As a follow-up to their Adventure Album Series, the Okee Dokees envisioned Winterland as a different kind of winter album, one not necessarily tied to well-worn themes of the season. “We felt like there was a little gap of content that hadn’t been quite filled in the winter genre — a tribute to the season without being holiday music or without being necessarily religiously affiliated,” Mailander explains. “We wanted to make a record that was more a secular celebration of the entire season from November to April, and songs that didn’t just end on Dec. 26. We wanted to highlight the fact that if you approach winter in the right mindset, it can be a really warm, cozy, life-giving season where you can get closer to your family and closer to nature.”

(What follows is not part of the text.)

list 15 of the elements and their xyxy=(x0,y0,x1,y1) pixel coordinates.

The Okee Dokees mine traditional folk and roots music throughout Winterland, using it as a source for their songs — a good case in point being “Keep Me Warm,” a spin on the Irish traditional “Whiskey in the Jar.” “We’re always walking that line of taking traditional folk tunes that are in the public domain and kind of reworking them,” Mailander says. “I’d say about 20 percent of the tunes on (Winterland) are reworked in that sense, and the rest are completely original.”
Mailander and Lansing are playing their usual mix of family-friendly shows as Winterland comes out but they’re also in the midst of their next album, too, though no specific theme has been locked just yet. “We’re writing a lot of songs right now about childhood,” Mailander reports. “My son’s a year and a half (old), so seeing life through the bright eyes of a child and what that looks like is inspiring. So I think we’ll be touching on themes of growth and new life and that kind of thing, but we haven’t honed in on what (the next album) is just yet.”